Она слегка улыбнулась.
— Вернемся к овсянке. Моя сестра умерла в день моего рождения, в пятницу ночью. Похороны организовали быстро, потому что в ближайшую среду отцу надо было быть в Канаде, на презентации доклада. Позже я узнала, что он запланировал презентацию в тот день, когда Ханну нашли мертвой в своей постели, несомненно, он не желал, чтобы возникла какая-либо задержка. Как бы то ни было… в день похорон, я проснулась и поняла, что чувствую себя ужасно. Просто отвратительно. Я ничего не чувствовала, лишь тошноту. Ханна… только Ханна была настоящей в нашем доме, такая хорошая и красивая. Она обожала беспорядок, громкая, счастливая и… Я так любила ее, и мне была невыносима мысль, что мы закопаем ее в землю. Она бы ненавидела подобное заточение. Да… Как бы то ни было, мать съездила и купила мне на похороны одно из тех подобающих одеяний в черном цвете. Но проблема была в том, что на утро похорон, когда я его надела, мы обнаружили, что оно мне не подходит. Оно было слишком мало, и я понимала, что не могу в нем даже вздохнуть.
— Что обычно еще хуже действует на желудок.
— Вот-вот, но, несмотря на спазмы, я все равно спустилась к завтраку. Господи, я до сих пор помню, как эти двое смотрелись, сидя за разными концами стола, лицом друг к другу, но, не глядя в глаза. Мать была похожа на фарфоровую куклу, но бракованную: она была накрашена, при прическе, но, в то же время, что-то было не так. Помада была неподходящего цвета, румянец отсутствовал, из шиньона торчали шпильки. Отец читал газету, громко переворачивая страницы. Ни один из них не сказал мне ни слова.
— Так я сидела в своем кресле и не могла отвести глаз от пустого места за столом. И вот появляется тарелка с овсянкой. Мари, наша служанка, положила руку мне на плечо, когда ставила ее передо мной, и на мгновение, я почти сломалась. Но тогда мой отец со злостью хлопнул газетой, словно я — нагадивший на коврик щенок, я взяла ложку и стала есть. Я запихивала овсянку в себя, пока не начала давиться. А потом мы пошли на похороны.

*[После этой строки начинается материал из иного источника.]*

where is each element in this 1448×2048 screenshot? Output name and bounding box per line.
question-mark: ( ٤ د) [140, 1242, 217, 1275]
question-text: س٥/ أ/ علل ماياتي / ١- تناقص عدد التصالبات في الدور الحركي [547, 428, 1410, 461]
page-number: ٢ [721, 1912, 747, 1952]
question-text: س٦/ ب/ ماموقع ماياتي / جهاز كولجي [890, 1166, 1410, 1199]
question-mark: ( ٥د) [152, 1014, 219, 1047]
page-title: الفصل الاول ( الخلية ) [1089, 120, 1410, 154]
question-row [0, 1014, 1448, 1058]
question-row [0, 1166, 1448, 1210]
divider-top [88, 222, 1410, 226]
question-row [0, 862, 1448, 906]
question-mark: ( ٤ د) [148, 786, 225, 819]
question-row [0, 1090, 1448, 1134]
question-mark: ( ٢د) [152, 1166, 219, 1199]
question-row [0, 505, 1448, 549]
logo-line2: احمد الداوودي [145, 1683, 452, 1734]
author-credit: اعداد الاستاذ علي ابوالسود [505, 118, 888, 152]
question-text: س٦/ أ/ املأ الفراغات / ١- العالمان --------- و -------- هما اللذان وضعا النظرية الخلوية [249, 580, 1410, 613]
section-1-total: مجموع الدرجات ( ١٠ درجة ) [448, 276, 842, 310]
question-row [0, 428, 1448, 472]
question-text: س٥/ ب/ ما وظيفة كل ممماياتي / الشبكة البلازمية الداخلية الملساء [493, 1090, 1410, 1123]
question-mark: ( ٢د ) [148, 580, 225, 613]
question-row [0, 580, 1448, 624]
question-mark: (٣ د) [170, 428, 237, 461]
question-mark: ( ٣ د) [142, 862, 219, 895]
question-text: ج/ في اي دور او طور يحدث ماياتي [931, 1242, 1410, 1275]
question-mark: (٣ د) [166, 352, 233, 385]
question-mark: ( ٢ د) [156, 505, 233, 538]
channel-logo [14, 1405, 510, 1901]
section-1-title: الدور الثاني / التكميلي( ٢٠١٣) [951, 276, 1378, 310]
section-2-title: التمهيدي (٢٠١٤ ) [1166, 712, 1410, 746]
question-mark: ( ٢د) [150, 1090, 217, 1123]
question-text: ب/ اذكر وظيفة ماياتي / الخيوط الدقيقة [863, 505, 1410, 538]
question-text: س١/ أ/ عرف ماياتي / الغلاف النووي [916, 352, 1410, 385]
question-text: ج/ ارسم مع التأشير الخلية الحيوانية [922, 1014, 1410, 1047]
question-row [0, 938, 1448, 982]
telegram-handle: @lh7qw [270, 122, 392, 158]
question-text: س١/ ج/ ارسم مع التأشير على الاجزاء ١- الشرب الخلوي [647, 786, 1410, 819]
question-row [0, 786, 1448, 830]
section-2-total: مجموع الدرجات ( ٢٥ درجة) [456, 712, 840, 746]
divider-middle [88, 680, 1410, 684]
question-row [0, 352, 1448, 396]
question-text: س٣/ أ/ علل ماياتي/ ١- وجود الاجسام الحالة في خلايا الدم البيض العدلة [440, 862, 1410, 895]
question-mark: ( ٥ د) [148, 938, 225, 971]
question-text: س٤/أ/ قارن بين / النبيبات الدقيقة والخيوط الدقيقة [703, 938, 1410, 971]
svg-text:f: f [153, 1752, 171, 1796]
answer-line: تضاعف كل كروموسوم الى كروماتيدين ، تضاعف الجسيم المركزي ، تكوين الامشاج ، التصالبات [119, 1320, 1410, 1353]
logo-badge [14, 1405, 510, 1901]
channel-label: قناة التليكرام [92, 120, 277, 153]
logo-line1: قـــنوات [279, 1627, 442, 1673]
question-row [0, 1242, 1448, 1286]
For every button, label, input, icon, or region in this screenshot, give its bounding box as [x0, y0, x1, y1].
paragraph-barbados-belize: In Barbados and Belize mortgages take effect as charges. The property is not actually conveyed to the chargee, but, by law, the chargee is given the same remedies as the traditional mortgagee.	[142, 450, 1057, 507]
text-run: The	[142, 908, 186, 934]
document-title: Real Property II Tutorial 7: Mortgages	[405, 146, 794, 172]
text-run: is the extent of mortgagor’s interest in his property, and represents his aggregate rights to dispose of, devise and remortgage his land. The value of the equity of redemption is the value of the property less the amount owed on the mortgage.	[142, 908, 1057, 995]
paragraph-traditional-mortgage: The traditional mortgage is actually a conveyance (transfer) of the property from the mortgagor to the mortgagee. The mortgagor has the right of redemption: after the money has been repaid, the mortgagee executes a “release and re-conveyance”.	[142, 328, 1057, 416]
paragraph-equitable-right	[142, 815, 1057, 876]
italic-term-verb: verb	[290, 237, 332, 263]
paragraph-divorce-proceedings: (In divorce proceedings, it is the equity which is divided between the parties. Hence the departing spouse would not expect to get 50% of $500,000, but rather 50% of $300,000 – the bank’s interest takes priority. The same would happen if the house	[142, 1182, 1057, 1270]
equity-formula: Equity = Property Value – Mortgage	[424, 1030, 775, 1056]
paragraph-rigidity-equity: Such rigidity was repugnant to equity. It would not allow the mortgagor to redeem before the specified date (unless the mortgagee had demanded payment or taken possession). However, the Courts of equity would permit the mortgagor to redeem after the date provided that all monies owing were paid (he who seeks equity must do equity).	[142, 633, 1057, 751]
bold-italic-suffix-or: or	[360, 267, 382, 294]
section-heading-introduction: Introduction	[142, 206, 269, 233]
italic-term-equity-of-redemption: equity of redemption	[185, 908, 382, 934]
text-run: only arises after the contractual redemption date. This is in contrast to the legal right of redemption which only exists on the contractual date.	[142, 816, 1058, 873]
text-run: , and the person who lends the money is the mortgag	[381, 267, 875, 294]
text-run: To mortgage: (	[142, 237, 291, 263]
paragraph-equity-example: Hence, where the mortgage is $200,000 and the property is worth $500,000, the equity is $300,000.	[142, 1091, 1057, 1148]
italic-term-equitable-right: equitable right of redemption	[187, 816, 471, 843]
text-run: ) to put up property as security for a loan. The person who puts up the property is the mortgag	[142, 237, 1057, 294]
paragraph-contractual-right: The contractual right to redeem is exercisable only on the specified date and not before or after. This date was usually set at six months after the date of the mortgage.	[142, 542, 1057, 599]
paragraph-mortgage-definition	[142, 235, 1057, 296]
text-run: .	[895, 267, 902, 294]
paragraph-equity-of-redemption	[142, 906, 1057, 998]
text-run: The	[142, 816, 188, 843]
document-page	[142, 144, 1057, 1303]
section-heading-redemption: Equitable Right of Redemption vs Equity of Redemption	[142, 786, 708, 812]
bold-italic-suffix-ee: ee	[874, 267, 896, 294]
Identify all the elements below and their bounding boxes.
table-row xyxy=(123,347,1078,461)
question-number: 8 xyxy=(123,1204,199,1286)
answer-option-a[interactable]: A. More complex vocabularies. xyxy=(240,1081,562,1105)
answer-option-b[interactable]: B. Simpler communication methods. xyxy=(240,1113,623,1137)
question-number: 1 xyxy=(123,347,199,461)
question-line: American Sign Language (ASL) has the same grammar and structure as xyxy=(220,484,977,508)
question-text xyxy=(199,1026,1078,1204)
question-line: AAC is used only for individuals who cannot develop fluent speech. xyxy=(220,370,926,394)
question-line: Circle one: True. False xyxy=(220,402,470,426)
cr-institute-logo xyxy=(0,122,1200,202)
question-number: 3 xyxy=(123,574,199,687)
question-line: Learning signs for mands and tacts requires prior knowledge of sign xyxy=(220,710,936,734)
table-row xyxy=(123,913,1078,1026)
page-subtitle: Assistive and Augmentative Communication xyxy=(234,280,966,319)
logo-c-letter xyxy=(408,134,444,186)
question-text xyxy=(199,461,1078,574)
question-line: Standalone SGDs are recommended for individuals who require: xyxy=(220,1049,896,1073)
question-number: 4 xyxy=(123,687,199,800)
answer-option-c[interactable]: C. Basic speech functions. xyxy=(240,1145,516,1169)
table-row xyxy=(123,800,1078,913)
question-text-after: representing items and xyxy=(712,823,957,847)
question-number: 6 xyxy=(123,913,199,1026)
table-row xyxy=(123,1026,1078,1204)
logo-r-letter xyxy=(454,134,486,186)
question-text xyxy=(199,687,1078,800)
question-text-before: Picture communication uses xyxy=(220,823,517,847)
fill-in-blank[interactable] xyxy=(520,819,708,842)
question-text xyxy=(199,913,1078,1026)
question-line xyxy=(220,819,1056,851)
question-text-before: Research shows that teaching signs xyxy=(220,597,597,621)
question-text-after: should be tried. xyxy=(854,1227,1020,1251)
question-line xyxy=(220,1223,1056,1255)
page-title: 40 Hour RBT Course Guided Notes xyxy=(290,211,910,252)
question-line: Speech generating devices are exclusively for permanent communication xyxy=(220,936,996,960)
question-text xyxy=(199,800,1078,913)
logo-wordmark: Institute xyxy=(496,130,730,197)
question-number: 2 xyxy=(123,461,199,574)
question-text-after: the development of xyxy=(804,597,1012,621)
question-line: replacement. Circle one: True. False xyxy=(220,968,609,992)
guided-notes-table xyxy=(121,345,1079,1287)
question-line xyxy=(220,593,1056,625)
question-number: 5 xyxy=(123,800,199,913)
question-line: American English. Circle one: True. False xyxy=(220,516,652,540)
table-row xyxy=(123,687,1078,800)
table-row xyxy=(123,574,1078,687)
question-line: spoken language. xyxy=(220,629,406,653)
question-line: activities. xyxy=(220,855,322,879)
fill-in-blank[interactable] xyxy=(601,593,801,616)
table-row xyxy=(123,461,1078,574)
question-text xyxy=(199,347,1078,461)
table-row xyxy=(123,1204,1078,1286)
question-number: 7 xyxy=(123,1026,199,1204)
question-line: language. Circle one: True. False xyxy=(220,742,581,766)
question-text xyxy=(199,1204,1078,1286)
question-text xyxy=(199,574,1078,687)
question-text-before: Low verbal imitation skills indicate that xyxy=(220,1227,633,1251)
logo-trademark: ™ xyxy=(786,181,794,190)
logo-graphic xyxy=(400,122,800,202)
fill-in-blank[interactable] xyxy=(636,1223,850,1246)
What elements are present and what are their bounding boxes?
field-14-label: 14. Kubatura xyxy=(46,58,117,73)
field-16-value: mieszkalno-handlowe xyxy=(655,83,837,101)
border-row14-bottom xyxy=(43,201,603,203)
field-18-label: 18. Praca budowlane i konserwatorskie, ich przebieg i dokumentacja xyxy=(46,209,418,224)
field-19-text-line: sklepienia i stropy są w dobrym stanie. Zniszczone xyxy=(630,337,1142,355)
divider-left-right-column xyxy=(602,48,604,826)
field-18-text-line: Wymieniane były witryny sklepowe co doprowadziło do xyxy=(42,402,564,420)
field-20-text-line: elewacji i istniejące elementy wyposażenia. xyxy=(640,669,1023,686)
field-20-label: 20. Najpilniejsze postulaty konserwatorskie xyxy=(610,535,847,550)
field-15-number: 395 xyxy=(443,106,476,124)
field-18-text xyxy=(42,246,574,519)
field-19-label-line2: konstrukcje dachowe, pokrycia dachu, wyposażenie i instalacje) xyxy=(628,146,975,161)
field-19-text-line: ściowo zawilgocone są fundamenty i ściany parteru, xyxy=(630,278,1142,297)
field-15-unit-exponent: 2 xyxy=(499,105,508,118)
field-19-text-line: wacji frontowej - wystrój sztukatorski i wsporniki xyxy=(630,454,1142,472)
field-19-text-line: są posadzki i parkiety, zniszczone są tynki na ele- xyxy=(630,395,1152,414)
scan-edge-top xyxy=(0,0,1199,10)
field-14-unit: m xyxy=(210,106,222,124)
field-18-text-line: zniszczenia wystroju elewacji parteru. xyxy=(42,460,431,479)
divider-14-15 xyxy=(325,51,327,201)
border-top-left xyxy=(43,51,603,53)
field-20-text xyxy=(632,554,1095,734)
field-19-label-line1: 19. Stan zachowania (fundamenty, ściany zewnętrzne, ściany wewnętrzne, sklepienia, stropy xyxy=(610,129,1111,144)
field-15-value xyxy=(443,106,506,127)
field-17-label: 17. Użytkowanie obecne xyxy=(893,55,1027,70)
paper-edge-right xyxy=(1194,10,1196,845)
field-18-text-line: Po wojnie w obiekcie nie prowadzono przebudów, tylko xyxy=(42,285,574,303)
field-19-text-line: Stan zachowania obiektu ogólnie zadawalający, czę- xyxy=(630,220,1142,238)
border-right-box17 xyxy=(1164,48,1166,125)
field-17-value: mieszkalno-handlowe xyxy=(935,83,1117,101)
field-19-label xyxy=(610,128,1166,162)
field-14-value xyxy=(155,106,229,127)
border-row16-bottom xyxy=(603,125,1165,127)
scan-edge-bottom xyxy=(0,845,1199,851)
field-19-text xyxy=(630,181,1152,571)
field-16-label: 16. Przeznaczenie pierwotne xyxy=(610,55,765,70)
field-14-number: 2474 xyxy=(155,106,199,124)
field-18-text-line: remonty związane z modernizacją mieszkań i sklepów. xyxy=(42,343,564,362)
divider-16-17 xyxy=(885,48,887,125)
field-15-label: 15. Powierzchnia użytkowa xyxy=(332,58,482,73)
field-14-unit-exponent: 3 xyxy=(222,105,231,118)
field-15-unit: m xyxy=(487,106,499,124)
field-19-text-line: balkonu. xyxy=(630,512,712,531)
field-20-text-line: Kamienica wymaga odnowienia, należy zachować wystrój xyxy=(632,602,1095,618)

Ви хотел прикоснуться к ней, он практически протянул руку. Но вместо этого просто спросил:
— Сколько лет тебе было?
— Тринадцать. Как бы то ни было, мы добрались до церкви, которая была битком заполнена, потому что все в Гринвиче знали моих родителей. Моя мать была отчаянно любезной, отец мужественно стоек, все было как обычно. Я помню… Да, я подумала тогда, что эти двое были такими же, как всегда, за исключением ужасного макияжа матери, и того факта, что отец играл мелочью в кармане пиджака. Что было на него совсем не похоже. Он ненавидел любой посторонний шум, и меня удивляло, что тревожный звон монет не беспокоил его. Наверное, лишь потому, что он контролировал этот шум. В смысле, он мог прекратить его в любой момент, как только захочет.